In this way, conventional lawyers are invited and encouraged to engage in Community Lawgroundings’ with our communities where everyone: lawyer or non-lawyer; activist; advocate and other concerned citizens of Global Pan-Afrika in Britain, are encouraged to learn and raise their own legal consciousness and legal capability towards improving law related outcomes, actions, support and campaigns in our communities.

This is not to undermine or denigrate the expertise of conventional lawyers in our midst but rather to encourage conventional lawyers to be more accountable lawyers that serve the interests of their communities and construct advocacy as well as defence strategies that truly meet the unmet justice needs of their clients. In addition, our discussions will enable conventional lawyers and other advocates to become more aware and better informed of the community impact of some of the individual cases that they take up. We are reminded by the late Afrikan American Judge A. Leon Higginbotham Jr.'s notion that our lawyers must rediscover their mission of becoming “legal architects who [proactively] renovate the palaces of justice and redesign the landscape of opportunity in this nation.

For further information and to confirm your attendance on 2nd April 2013, please contact:

Sister Esther Stanford-Xosei

Co-Chair of the iNAPP  Legal & Constitutional Sub-Committee

Sis Esther Ekua Stanford-Xosei

Phone: 0845 519 4896                             

Mobile: 07588579563

Email: info@estherstanford.com


[1] Community Law means law as critically studied, contested and self-determinedly shaped by social groups for their own community development.

[2] Legal Consciousness is the sum total of views and ideas expressing the attitude of people toward law, legality and justice and their concepts of what is lawful and unlawful.  Legal consciousness a theoretical concept became popular as a term within academic studies of law and society in the 1980s and 1990s to address issues of legal domination and hegemony, particularly how the law sustains its institutional power despite a persistent gap between the law on the statute books and the law in action. It is concerned with providing social and legal remedies to address the reality of why so many people acquiesce to a legal system that, despite its promises of equal treatment, systematically reproduces inequality. Legal consciousness is not an individual trait or just a collection of ideas; legal consciousness is a type of social practice reflecting and forming social structures.
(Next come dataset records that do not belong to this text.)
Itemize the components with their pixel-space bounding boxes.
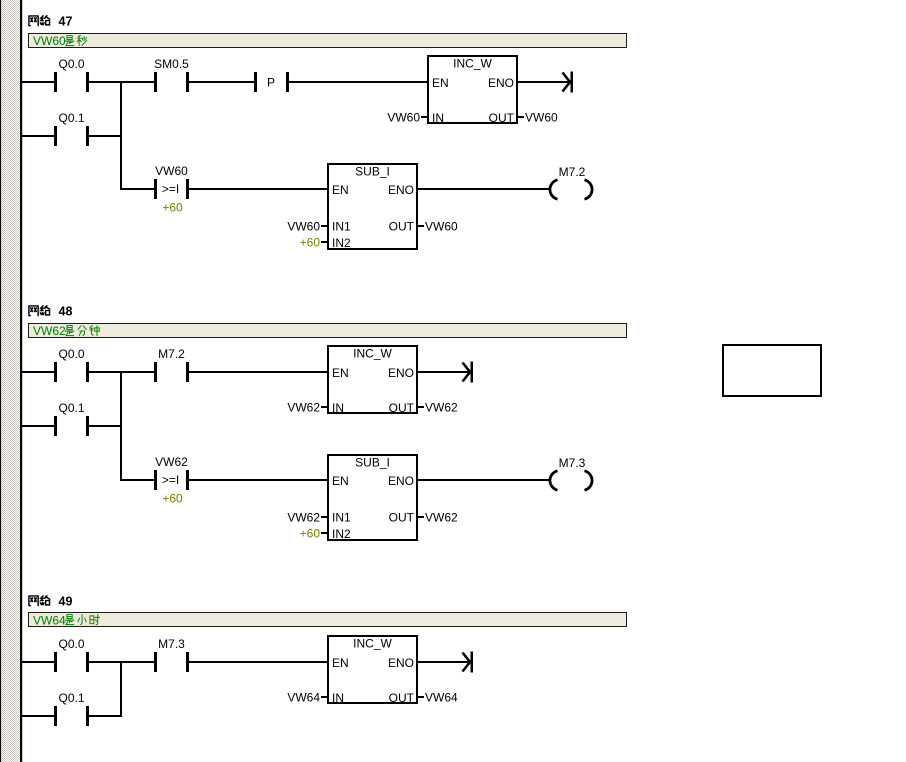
svg-text:+60: +60 [162, 492, 183, 506]
coil M7.2 (net47 output) [550, 165, 592, 199]
wire: INC_W ENO to arrow (net49) [418, 661, 470, 663]
svg-text:ENO: ENO [388, 183, 414, 197]
wire: rail to contact Q0.1 (net49 rung2) [21, 715, 54, 717]
svg-text:VW62: VW62 [155, 455, 188, 469]
wire: INC_W ENO to arrow (net47) [518, 81, 570, 83]
contact P (positive edge, net47) [254, 72, 289, 92]
network 49 comment box [29, 613, 627, 627]
svg-text:VW64: VW64 [425, 691, 458, 705]
function block INC_W (net48) [328, 346, 417, 415]
wire: M7.2 to INC_W EN (net48) [189, 371, 327, 373]
svg-text:ENO: ENO [488, 76, 514, 90]
svg-text:49: 49 [59, 595, 73, 609]
svg-text:48: 48 [59, 305, 73, 319]
wire: rail to contact Q0.0 (net49 rung1) [21, 661, 54, 663]
svg-text:Q0.1: Q0.1 [58, 691, 84, 705]
svg-text:OUT: OUT [389, 220, 415, 234]
svg-text:INC_W: INC_W [353, 347, 392, 361]
svg-text:VW62: VW62 [425, 511, 458, 525]
network 48 comment box [29, 324, 627, 338]
pin OUT stub + operand VW60 (net47 SUB_I) [418, 220, 458, 234]
svg-text:EN: EN [332, 474, 349, 488]
svg-text:M7.3: M7.3 [559, 456, 586, 470]
open arrowhead terminator (net47) [563, 72, 574, 93]
wire: Q0.0 to M7.3 through junction (net49) [89, 661, 154, 663]
svg-text:SM0.5: SM0.5 [154, 57, 189, 71]
contact Q0.1 (net48) [54, 401, 89, 436]
wire: rail to contact Q0.1 (net47 rung2) [21, 135, 54, 137]
svg-text:ENO: ENO [388, 656, 414, 670]
function block INC_W (net47) [428, 56, 517, 125]
contact Q0.1 (net47) [54, 111, 89, 146]
svg-text:M7.2: M7.2 [158, 347, 185, 361]
contact M7.2 (net48) [154, 347, 189, 382]
svg-text:VW62: VW62 [33, 324, 66, 338]
svg-text:VW64: VW64 [33, 614, 66, 628]
svg-text:VW60: VW60 [425, 220, 458, 234]
svg-text:M7.3: M7.3 [158, 637, 185, 651]
junction: vertical branch line net48 [120, 371, 122, 481]
svg-text:VW60: VW60 [155, 164, 188, 178]
pin OUT stub + operand VW62 (net48 SUB_I) [418, 511, 458, 525]
function block SUB_I (net47) [328, 164, 417, 250]
wire: Q0.0 to M7.2 through junction [89, 371, 154, 373]
svg-text:VW62: VW62 [425, 401, 458, 415]
svg-text:VW60: VW60 [525, 111, 558, 125]
pin IN stub + operand VW62 (net48 INC_W) [287, 401, 327, 415]
left gutter (dithered margin strip) [1, 0, 20, 762]
svg-text:OUT: OUT [389, 401, 415, 415]
svg-text:>=I: >=I [162, 473, 179, 487]
junction: vertical branch line net47 [120, 81, 122, 190]
svg-text:OUT: OUT [389, 691, 415, 705]
network 48 header [29, 305, 73, 319]
contact SM0.5 (net47) [154, 57, 189, 92]
svg-text:M7.2: M7.2 [559, 165, 586, 179]
compare contact VW60 >= +60 (net47) [154, 164, 189, 199]
floating empty selection rectangle [723, 345, 821, 396]
svg-text:IN: IN [332, 401, 344, 415]
svg-text:VW64: VW64 [287, 691, 320, 705]
function block SUB_I (net48) [328, 455, 417, 541]
wire: rail to contact Q0.0 (net47 rung1) [21, 81, 54, 83]
svg-text:VW62: VW62 [287, 401, 320, 415]
svg-text:EN: EN [332, 656, 349, 670]
wire: rail to contact Q0.1 (net48 rung2) [21, 425, 54, 427]
svg-text:IN1: IN1 [332, 220, 351, 234]
svg-text:SUB_I: SUB_I [355, 456, 390, 470]
wire: SUB_I ENO to coil M7.2 [418, 188, 549, 190]
pin IN stub + operand VW64 (net49 INC_W) [287, 691, 327, 705]
left gutter edge line [0, 0, 1, 762]
svg-text:Q0.1: Q0.1 [58, 111, 84, 125]
wire: Q0.1 to junction (net48) [89, 425, 122, 427]
contact Q0.0 (net47) [54, 57, 89, 92]
svg-text:P: P [267, 76, 275, 90]
svg-text:VW60: VW60 [287, 220, 320, 234]
svg-text:VW60: VW60 [387, 111, 420, 125]
network 47 comment text VW60是秒 [33, 34, 87, 48]
svg-text:>=I: >=I [162, 182, 179, 196]
svg-text:Q0.0: Q0.0 [58, 637, 84, 651]
svg-text:Q0.1: Q0.1 [58, 401, 84, 415]
wire: SM0.5 to P contact [189, 81, 254, 83]
pin IN stub + operand VW60 (net47 INC_W) [387, 111, 427, 125]
contact M7.3 (net49) [154, 637, 189, 672]
svg-text:INC_W: INC_W [453, 57, 492, 71]
svg-text:IN2: IN2 [332, 527, 351, 541]
wire: junction to compare contact (net47 branch) [122, 188, 154, 190]
svg-text:47: 47 [59, 15, 73, 29]
contact Q0.1 (net49) [54, 691, 89, 726]
svg-text:ENO: ENO [388, 366, 414, 380]
compare contact VW62 >= +60 (net48) [154, 455, 189, 490]
open arrowhead terminator (net49) [463, 652, 474, 673]
network 49 header [29, 595, 73, 609]
svg-text:+60: +60 [300, 236, 321, 250]
wire: Q0.1 to junction [89, 135, 122, 137]
left power rail [20, 0, 22, 762]
wire: INC_W ENO to arrow (net48) [418, 371, 470, 373]
wire: rail to contact Q0.0 (net48 rung1) [21, 371, 54, 373]
pin IN1 stub + operand VW62 (net48 SUB_I) [287, 511, 327, 525]
svg-text:EN: EN [332, 183, 349, 197]
wire: Q0.1 to junction (net49) [89, 715, 122, 717]
wire: compare contact to SUB_I EN (net48) [189, 479, 327, 481]
pin OUT stub + operand VW60 (net47 INC_W) [518, 111, 558, 125]
svg-text:IN: IN [432, 111, 444, 125]
svg-text:+60: +60 [162, 201, 183, 215]
pin IN1 stub + operand VW60 (net47 SUB_I) [287, 220, 327, 234]
svg-text:INC_W: INC_W [353, 637, 392, 651]
network 47 header [29, 15, 73, 29]
wire: compare contact to SUB_I EN [189, 188, 327, 190]
wire: P contact to INC_W EN [289, 81, 427, 83]
svg-text:IN: IN [332, 691, 344, 705]
network 49 comment text VW64是小时 [33, 614, 99, 628]
pin OUT stub + operand VW62 (net48 INC_W) [418, 401, 458, 415]
pin IN2 stub + operand +60 (net47 SUB_I) [300, 236, 327, 250]
svg-text:Q0.0: Q0.0 [58, 57, 84, 71]
coil M7.3 (net48 output) [550, 456, 592, 490]
svg-text:IN2: IN2 [332, 236, 351, 250]
network 47 comment box [29, 34, 627, 48]
svg-text:SUB_I: SUB_I [355, 165, 390, 179]
wire: Q0.0 to SM0.5 through junction [89, 81, 154, 83]
wire: M7.3 to INC_W EN (net49) [189, 661, 327, 663]
svg-text:IN1: IN1 [332, 511, 351, 525]
svg-text:OUT: OUT [489, 111, 515, 125]
svg-text:ENO: ENO [388, 474, 414, 488]
svg-text:OUT: OUT [389, 511, 415, 525]
network 48 comment text VW62是分钟 [33, 324, 99, 338]
contact Q0.0 (net48) [54, 347, 89, 382]
pin IN2 stub + operand +60 (net48 SUB_I) [300, 527, 327, 541]
wire: junction to compare contact (net48 branch) [122, 479, 154, 481]
svg-text:EN: EN [332, 366, 349, 380]
junction: vertical branch line net49 [120, 661, 122, 717]
svg-text:VW62: VW62 [287, 511, 320, 525]
open arrowhead terminator (net48) [463, 362, 474, 383]
svg-text:+60: +60 [300, 527, 321, 541]
svg-text:Q0.0: Q0.0 [58, 347, 84, 361]
pin OUT stub + operand VW64 (net49 INC_W) [418, 691, 458, 705]
function block INC_W (net49) [328, 636, 417, 705]
contact Q0.0 (net49) [54, 637, 89, 672]
svg-text:EN: EN [432, 76, 449, 90]
wire: SUB_I ENO to coil M7.3 (net48) [418, 479, 549, 481]
svg-text:VW60: VW60 [33, 34, 66, 48]
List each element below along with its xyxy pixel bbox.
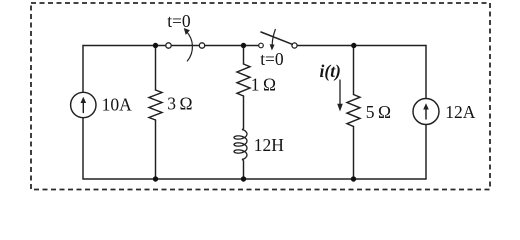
label t=0 for switch S2 [260, 49, 284, 69]
switch S1 opening arc arrow [184, 28, 193, 61]
wire: top rail between switch S1 contacts (closed blade) [171, 45, 199, 47]
junction node: bottom of 3-ohm [153, 176, 158, 181]
wire: top rail segment S2 to right corner [297, 45, 426, 47]
svg-text:10A: 10A [102, 95, 133, 115]
value label 3-ohm [167, 94, 192, 114]
switch S1 contact circle right [199, 43, 204, 48]
current source I2 12A [413, 99, 439, 125]
svg-text:12A: 12A [445, 102, 476, 122]
label t=0 for switch S1 [167, 11, 191, 31]
wire: right rail (12A branch) [425, 46, 427, 180]
switch S2 closing arrow [270, 30, 276, 51]
svg-text:5 Ω: 5 Ω [366, 102, 391, 122]
junction node: top of middle branch [241, 43, 246, 48]
junction node: top of 3-ohm [153, 43, 158, 48]
switch S2 blade (open, raised) [261, 32, 292, 44]
value label 12A [445, 102, 476, 122]
svg-text:3 Ω: 3 Ω [167, 94, 192, 114]
switch S2 contact circle left [259, 43, 264, 48]
value label 5-ohm [366, 102, 391, 122]
junction node: bottom of middle branch [241, 176, 246, 181]
value label 10A [102, 95, 133, 115]
resistor R2 1-ohm [237, 64, 250, 96]
current source I1 10A [71, 92, 96, 117]
switch S1 contact circle left [166, 43, 171, 48]
wire: middle branch stubs (1-ohm / 12H) [242, 46, 245, 180]
svg-text:t=0: t=0 [167, 11, 191, 31]
svg-text:i(t): i(t) [320, 61, 341, 81]
switch S2 contact circle right (hinge) [292, 43, 297, 48]
svg-text:12H: 12H [254, 135, 285, 155]
value label 12H [254, 135, 285, 155]
junction node: bottom of 5-ohm [351, 176, 356, 181]
resistor R1 3-ohm [149, 90, 162, 120]
junction node: top of 5-ohm [351, 43, 356, 48]
wire: left rail (10A branch) [82, 46, 84, 180]
svg-text:t=0: t=0 [260, 49, 284, 69]
current arrow i(t) [337, 80, 343, 112]
current label i(t) [320, 61, 341, 81]
inductor L1 12H [234, 130, 247, 160]
wire: 5-ohm branch stubs [353, 46, 355, 180]
wire: top rail segment S1 to S2 [205, 45, 259, 47]
resistor R3 5-ohm [347, 95, 360, 127]
wire: 3-ohm branch stubs [155, 46, 157, 180]
wire: bottom rail [83, 178, 426, 180]
value label 1-ohm [251, 74, 276, 94]
wire: top rail left segment [83, 45, 166, 47]
svg-text:1 Ω: 1 Ω [251, 74, 276, 94]
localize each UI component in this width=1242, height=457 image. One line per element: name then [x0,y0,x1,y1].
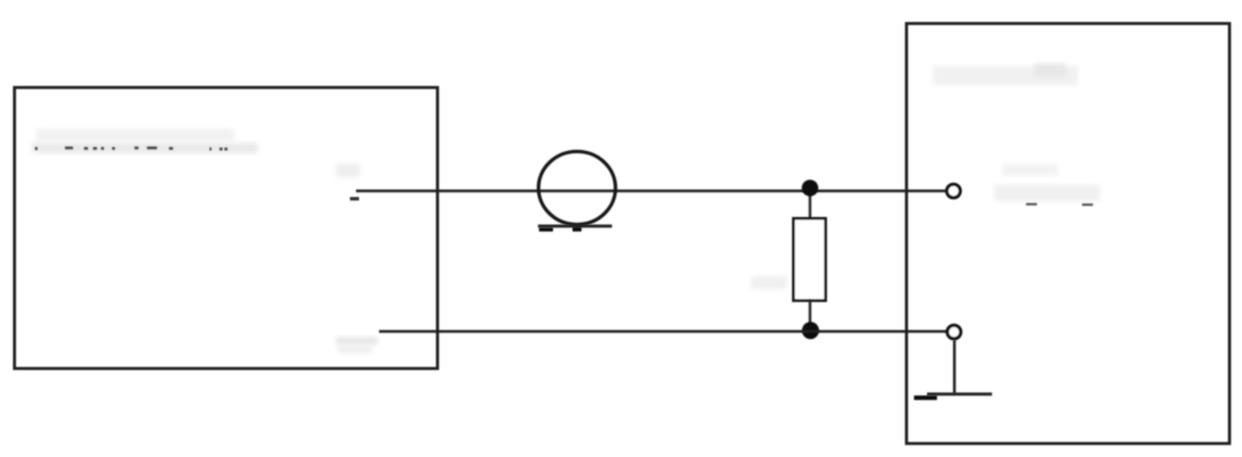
dark dash fragment a [1026,203,1037,205]
ground bar [927,393,992,396]
faint title band in right box [933,66,1078,85]
left instrument box [15,88,438,369]
resistor stub top [809,193,812,219]
source/meter circle [539,152,616,225]
dark speck fragments of left box label [35,147,228,151]
faint right box text line 2 [994,185,1100,201]
resistor stub bottom [809,300,812,326]
dark dash fragment b [1082,204,1093,206]
upper terminal [947,184,960,197]
resistor body [794,219,826,301]
faint label left of resistor [751,276,787,289]
node dot bottom [802,322,819,339]
upper wire [356,190,946,193]
faint right box text line 1 [1002,164,1058,176]
lower terminal [947,325,960,338]
faint label line 1 in left box [36,129,234,141]
ground heavy dash [914,396,937,401]
node dot top [802,180,819,197]
faint label near lower wire start [336,337,378,345]
right instrument box [907,24,1230,444]
dark dash left under circle [539,228,553,232]
dash mark under upper wire start [350,197,359,201]
dark dash center under circle [573,227,582,232]
bar under circle [538,225,612,228]
ground lead [953,340,956,394]
faint label near upper wire start [336,164,360,177]
lower wire [379,330,947,333]
faint label line 2 in left box [32,143,258,153]
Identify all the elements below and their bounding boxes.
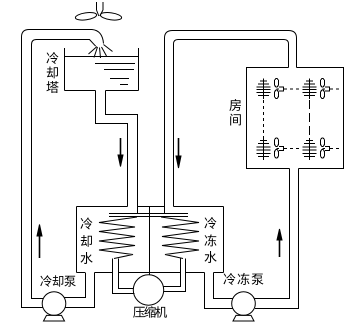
flow arrow up (cooling riser) [39,233,41,258]
label room [229,99,241,111]
room box [247,68,344,169]
evaporator coil (right zigzag) [161,217,199,259]
wire cooling-water riser inner [32,40,96,299]
compressor circle [133,275,163,305]
chilled pump base [233,315,254,321]
condenser coil (left zigzag) [99,217,137,259]
wire chiller bottom to chilled pump inlet [205,273,233,309]
dashed vertical right column [309,100,311,138]
cooling pump base [44,315,65,321]
label compressor [133,307,145,318]
coil header [109,207,188,217]
chilled pump circle [232,292,256,316]
dashed connections top row [284,88,341,90]
cooling tower basin [65,48,139,91]
water level lines [95,64,135,85]
label cooling water [80,217,92,229]
chiller box [77,207,224,273]
fan-coil unit coil [303,141,317,157]
fan-coil unit coil [257,81,271,96]
fan-coil unit fan [274,78,278,87]
fan-coil unit fan [320,138,324,147]
cooling tower fan blades [75,11,97,21]
wire chilled-water supply outer (chiller top to room top) [165,31,297,207]
flow arrow down (supply to chiller) [178,138,180,158]
fan-coil unit coil [257,141,271,157]
cooling pump circle [42,292,66,316]
label cooling tower [46,52,58,64]
label cooling pump [40,275,51,287]
fan-coil unit fan [320,78,324,87]
spray nozzle [89,45,113,59]
dashed vertical left column [263,100,265,138]
fan-coil unit coil [303,81,317,96]
wire evaporator coil to compressor [164,259,186,292]
fan-coil unit fan [274,138,278,147]
wire condenser coil to compressor [113,259,135,294]
dashed connections bottom row [284,148,341,150]
cooling tower fan stem [97,2,104,16]
flow arrow up (to room) [279,237,281,257]
wire chilled-water supply inner [174,40,289,207]
wire room return down to chilled pump [255,169,299,309]
chiller divider [149,207,151,276]
flow arrow down (tank to chiller) [120,138,122,157]
label chilled pump [223,273,235,285]
wire tank drain to chiller left [96,91,138,207]
label chilled water [204,217,216,229]
wire cooling pump outlet to chiller [65,273,95,308]
wire cooling-water riser outer (pump to tower spray) [22,30,104,308]
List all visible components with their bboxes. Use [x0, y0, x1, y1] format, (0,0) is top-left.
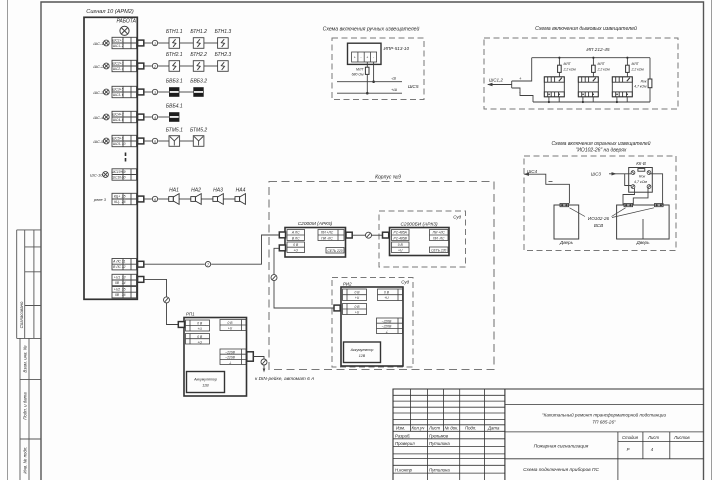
svg-text:С2000М (АРК5): С2000М (АРК5) [298, 221, 333, 227]
РИ2 terminals 220 [377, 318, 403, 334]
svg-text:ШС-5: ШС-5 [93, 139, 104, 144]
svg-text:10: 10 [122, 142, 126, 146]
node 7 [205, 262, 210, 267]
svg-text:Схема включения охранных извещ: Схема включения охранных извещателей [551, 140, 650, 147]
svg-text:ИПР-513-10: ИПР-513-10 [384, 46, 410, 51]
svg-text:+U: +U [228, 327, 233, 331]
row ШС-4 [93, 111, 157, 122]
РП1 left connector [178, 322, 184, 328]
svg-text:Суд: Суд [401, 280, 409, 285]
svg-text:0В: 0В [115, 293, 120, 297]
svg-text:⏚: ⏚ [228, 361, 231, 365]
row ШС-10 [90, 169, 136, 180]
svg-text:Н.контр: Н.контр [395, 468, 413, 473]
sheet left edge [7, 0, 9, 480]
detector base 2 [578, 77, 598, 97]
wire power panel to РП1 [144, 279, 179, 324]
svg-text:Стадия: Стадия [622, 435, 639, 440]
svg-text:Схема включения ручных извещат: Схема включения ручных извещателей [323, 26, 420, 33]
svg-text:6: 6 [154, 198, 156, 202]
svg-text:БТН1.2: БТН1.2 [190, 29, 207, 35]
svg-text:ШС2-: ШС2- [113, 67, 122, 71]
wire RS-485 panel to С2000М [144, 235, 279, 264]
block power 1 [112, 274, 144, 285]
svg-text:БТН2.1: БТН2.1 [166, 52, 183, 58]
svg-text:Путилина: Путилина [429, 468, 450, 473]
РП1 mains connector [247, 352, 254, 361]
arrow down to DIN [263, 369, 266, 373]
С2000М right connector [346, 232, 352, 238]
svg-text:Дверь: Дверь [635, 240, 650, 245]
svg-text:Лист: Лист [428, 426, 440, 431]
leader to left door sensor [570, 208, 586, 217]
svg-text:ШС-2: ШС-2 [93, 64, 104, 69]
РП1 terminals out2 [186, 334, 210, 345]
bus -ШС [337, 81, 402, 83]
svg-text:ШС1-: ШС1- [113, 44, 122, 48]
svg-text:5: 5 [122, 88, 124, 92]
svg-text:ШС-3: ШС-3 [93, 90, 104, 95]
svg-text:Листов: Листов [673, 435, 690, 440]
bus top [532, 57, 650, 59]
С2000М terminals RS-485 [287, 230, 305, 241]
svg-text:Аккумулятор: Аккумулятор [350, 348, 374, 352]
svg-text:ПИ -ЛС: ПИ -ЛС [433, 236, 445, 240]
svg-text:"ИО102-26" на дверях: "ИО102-26" на дверях [576, 148, 627, 154]
svg-text:Проверил: Проверил [395, 441, 415, 446]
svg-text:ПИ +ЛС: ПИ +ЛС [321, 231, 334, 235]
svg-text:ТП 685-26": ТП 685-26" [592, 420, 616, 425]
svg-text:0 В: 0 В [228, 321, 234, 325]
svg-text:А ЛС: А ЛС [112, 260, 121, 264]
svg-text:НА3: НА3 [213, 188, 223, 194]
labels НА1-НА4 [169, 188, 245, 194]
svg-text:Кол.уч: Кол.уч [412, 426, 426, 431]
device С2000М [285, 228, 346, 258]
svg-text:ШС3: ШС3 [591, 172, 602, 177]
resistor Rок in КК-В [638, 169, 645, 172]
svg-text:Инв. № подл.: Инв. № подл. [23, 446, 28, 473]
wire ШС4 to left door [525, 174, 570, 203]
svg-text:31: 31 [122, 260, 126, 264]
svg-text:33: 33 [122, 276, 126, 280]
block RS-485 [112, 259, 144, 270]
svg-text:~220В: ~220В [225, 356, 235, 360]
svg-text:ШС5: ШС5 [408, 84, 419, 90]
device С2000БИ [390, 228, 450, 256]
svg-text:С2000БИ (АРК3): С2000БИ (АРК3) [400, 222, 438, 228]
РИ2 terminals right [378, 289, 403, 301]
svg-text:20: 20 [121, 176, 126, 180]
sheet right edge [711, 0, 713, 480]
svg-text:ШС-1: ШС-1 [93, 41, 103, 46]
bus bottom [533, 101, 650, 103]
svg-text:БТМ5.2: БТМ5.2 [190, 128, 207, 134]
С2000М left connector RS-485 [279, 232, 285, 238]
svg-text:0 В: 0 В [398, 243, 404, 247]
wire КК-В right to sensor [651, 174, 663, 205]
resistor 3 [626, 65, 630, 72]
svg-text:+: + [366, 56, 368, 60]
svg-text:НА1: НА1 [169, 188, 179, 194]
tick minus [549, 181, 553, 183]
detectors БТМ5.1-5.2 [158, 140, 193, 142]
leader to right door sensor 1 [612, 208, 626, 217]
svg-text:ШС1+: ШС1+ [112, 39, 121, 43]
sensor on right door 1 [624, 204, 633, 207]
svg-text:3: 3 [154, 91, 156, 95]
wire ШС3 branch to bottom-left pad [625, 174, 631, 186]
block power 2 [112, 287, 137, 298]
svg-text:32: 32 [122, 265, 126, 269]
svg-text:КЦ-: КЦ- [114, 200, 120, 204]
svg-text:1: 1 [122, 39, 124, 43]
svg-text:ШС3+: ШС3+ [112, 88, 121, 92]
node DIN [261, 359, 267, 365]
dashed box ИП scheme [484, 38, 678, 109]
С2000БИ terminals power [392, 242, 410, 253]
svg-text:Схема включения дымовых извеща: Схема включения дымовых извещателей [535, 25, 637, 32]
РП1 terminals 220 [220, 349, 246, 365]
stage/sheet header [622, 435, 690, 452]
wire С2000М to С2000БИ [352, 234, 382, 236]
svg-text:-: - [519, 90, 521, 95]
svg-text:4: 4 [651, 447, 654, 452]
left strip grid [16, 230, 18, 339]
svg-text:ШС2+: ШС2+ [112, 62, 121, 66]
wire С2000М power to РИ2 [274, 248, 334, 308]
svg-text:12В: 12В [202, 384, 209, 388]
РИ2 battery [344, 342, 381, 363]
svg-text:~220В: ~220В [382, 319, 392, 323]
junction box КК-В [629, 168, 653, 193]
РП1 battery [187, 372, 225, 393]
svg-text:-: - [360, 56, 362, 60]
svg-text:Подп.: Подп. [465, 426, 476, 431]
svg-text:Р: Р [627, 447, 630, 452]
device ИПР-513-10 [348, 43, 382, 64]
svg-text:35: 35 [122, 288, 126, 292]
right door divider [642, 219, 644, 239]
svg-text:РИ2: РИ2 [343, 282, 352, 287]
svg-text:ШС4-: ШС4- [113, 118, 122, 122]
svg-text:+U2: +U2 [114, 288, 120, 292]
svg-text:4: 4 [122, 67, 124, 71]
svg-text:+U: +U [198, 340, 203, 344]
title block right grid [505, 404, 704, 406]
svg-text:Согласовано: Согласовано [19, 301, 24, 328]
svg-text:+: + [519, 76, 522, 81]
svg-text:1: 1 [154, 42, 156, 46]
svg-text:Дата: Дата [487, 426, 500, 431]
labels БТМ5.x [166, 128, 208, 134]
svg-text:4,7 кОм: 4,7 кОм [634, 180, 647, 184]
С2000БИ terminal 220 [430, 247, 449, 253]
РИ2 terminals out2 [343, 304, 367, 315]
РП1 terminals right [220, 320, 246, 331]
svg-text:Грельмов: Грельмов [429, 433, 449, 438]
svg-text:7: 7 [122, 113, 124, 117]
dashed box С2000БИ cabinet [379, 211, 466, 267]
svg-text:МЛТ: МЛТ [598, 62, 606, 66]
С2000М terminal 220 [326, 248, 344, 254]
node interconnect [366, 232, 372, 238]
svg-text:БТН1.3: БТН1.3 [215, 29, 232, 35]
wire ИПР to -ШС bus [373, 62, 375, 82]
svg-text:⏚: ⏚ [385, 330, 388, 334]
svg-text:ПИ -ЛС: ПИ -ЛС [321, 236, 333, 240]
svg-text:~220В: ~220В [225, 350, 235, 354]
resistor МЛТ 680 Ом [365, 67, 369, 74]
svg-text:0 В: 0 В [293, 243, 299, 247]
svg-text:ШС1,2: ШС1,2 [489, 78, 503, 83]
svg-text:+U: +U [198, 327, 203, 331]
svg-text:ШС5+: ШС5+ [112, 137, 121, 141]
svg-text:12В: 12В [359, 354, 366, 358]
С2000БИ terminals RS-485 [392, 230, 410, 241]
svg-text:ШС-4: ШС-4 [93, 115, 104, 120]
svg-text:+Ш: +Ш [391, 87, 397, 92]
С2000БИ terminals right [430, 230, 449, 241]
svg-text:0 В: 0 В [197, 322, 203, 326]
svg-text:РС-485В: РС-485В [394, 236, 408, 240]
РИ2 left connector [334, 305, 340, 311]
svg-text:МЛТ: МЛТ [632, 62, 640, 66]
node on РИ2 feed [271, 275, 277, 281]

The study of legal consciousness documents the forms of participation and interpretation through which lay persons and professional lawyers and legal actors sustain, reproduce, or amend the structures of meaning concerning law. Legal Consciousness therefore traces the ways in which law is experienced and interpreted by specific individuals and groups as they engage, avoid, or resist the law and legal meanings.

[3] Legal Capability is a term that was first coined by PLENET, the Public Legal Education Network. It is much broader than the concept of legal literacy, not just about knowledge of the law but also having the skills, self- confidence and community self-determination to shape, scrutinise and apply law in one’s own best interests. It makes links between law-related education including public legal education and training as well as community development - thereby breaking down the apartheid boundaries of legal ghettoes that serve to alienate and exclude those, who have not been schooled and trained in law, from access to real justice processes.